В комнате громко двинули стулом, и тут же Настя услышала, как приближаются к ее двери тяжелые шаги.

— Анастасия! — сказал отчим, распахнув дверь. — А ну-ка, пойди сюда!

В голосе его была угроза, и от него пахло вином. Настя ненавидела и боялась пьяных…

— Не смейте! — крикнула она, не помня

* * *

Утром река перестала шуметь. Холод сковал последние льдинки, и лед, пока еще тонкий, прозрачный, покрыл и спрятал под собой воду. Молчание реки было спокойным, равнодушным, холодным…

Стоя у перил набережной, Настя смотрела на прояснившийся горизонт за рекой, на лед, который через неделю-другую станет достаточно прочным, чтобы выдержать ее на себе всю, долгую дорогу до Миловановки. Но это уже не нужно ей.

Это ей не нужно — так твердо и спокойно она решила, слушая холодное, равнодушное молчание спокойной реки.

Что ей за дело до чужих?

В школу она сегодня опять не пошла. Она вообще, может быть, перейдет в другую школу, чтобы не видеть этой рыжей классной руководительницы, которая лезет не в свое дело и без конца напоминает ей об Евфалии Николаевне. Чтобы не видеть этой девчонки с глупым именем, которую Настя выслушала вчера с таким терпением!

Теперь, пожалуй, она может вернуться в Каменский интернат. Она вернется туда, и плевать ей на то, как к ней там относятся!

Удивительно легко было у нее на душе. Удивительно легко!

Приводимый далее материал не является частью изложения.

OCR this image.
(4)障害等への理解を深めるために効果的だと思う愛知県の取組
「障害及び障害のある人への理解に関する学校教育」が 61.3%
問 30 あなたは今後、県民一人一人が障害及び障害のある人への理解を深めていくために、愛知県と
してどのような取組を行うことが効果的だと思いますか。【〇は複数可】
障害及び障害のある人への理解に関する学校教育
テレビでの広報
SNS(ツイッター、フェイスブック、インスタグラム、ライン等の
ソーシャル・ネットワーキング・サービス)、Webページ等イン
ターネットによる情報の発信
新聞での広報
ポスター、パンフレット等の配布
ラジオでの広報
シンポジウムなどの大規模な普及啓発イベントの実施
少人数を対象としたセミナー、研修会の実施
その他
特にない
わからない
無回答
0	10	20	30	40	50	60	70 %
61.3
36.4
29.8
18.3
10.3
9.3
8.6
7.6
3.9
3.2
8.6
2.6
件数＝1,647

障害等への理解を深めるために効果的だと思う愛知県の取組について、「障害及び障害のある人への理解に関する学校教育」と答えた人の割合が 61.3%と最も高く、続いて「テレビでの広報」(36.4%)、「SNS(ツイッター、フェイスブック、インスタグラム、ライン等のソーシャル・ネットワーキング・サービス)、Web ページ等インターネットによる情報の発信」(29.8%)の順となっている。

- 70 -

Только вот слезы без конца набегали на глаза и лились, лились по щекам, непрошеные, незваные. От блеска свежего льда и от солнца…

Да, конечно, от солнца. Утро уже прочно ступило на землю. Солнце взошло за мостом и уложило на блестящий, еще не покрытый снегом лед реки розовую дорожку. Дорожка эта заманивала пробежать по ней, прокатиться на гладком розовом льду. Какие-то совсем неподходящие, пустые мысли приходили Насте в голову. А ей надо было уже возвращаться домой — дома считали, что она ушла в школу.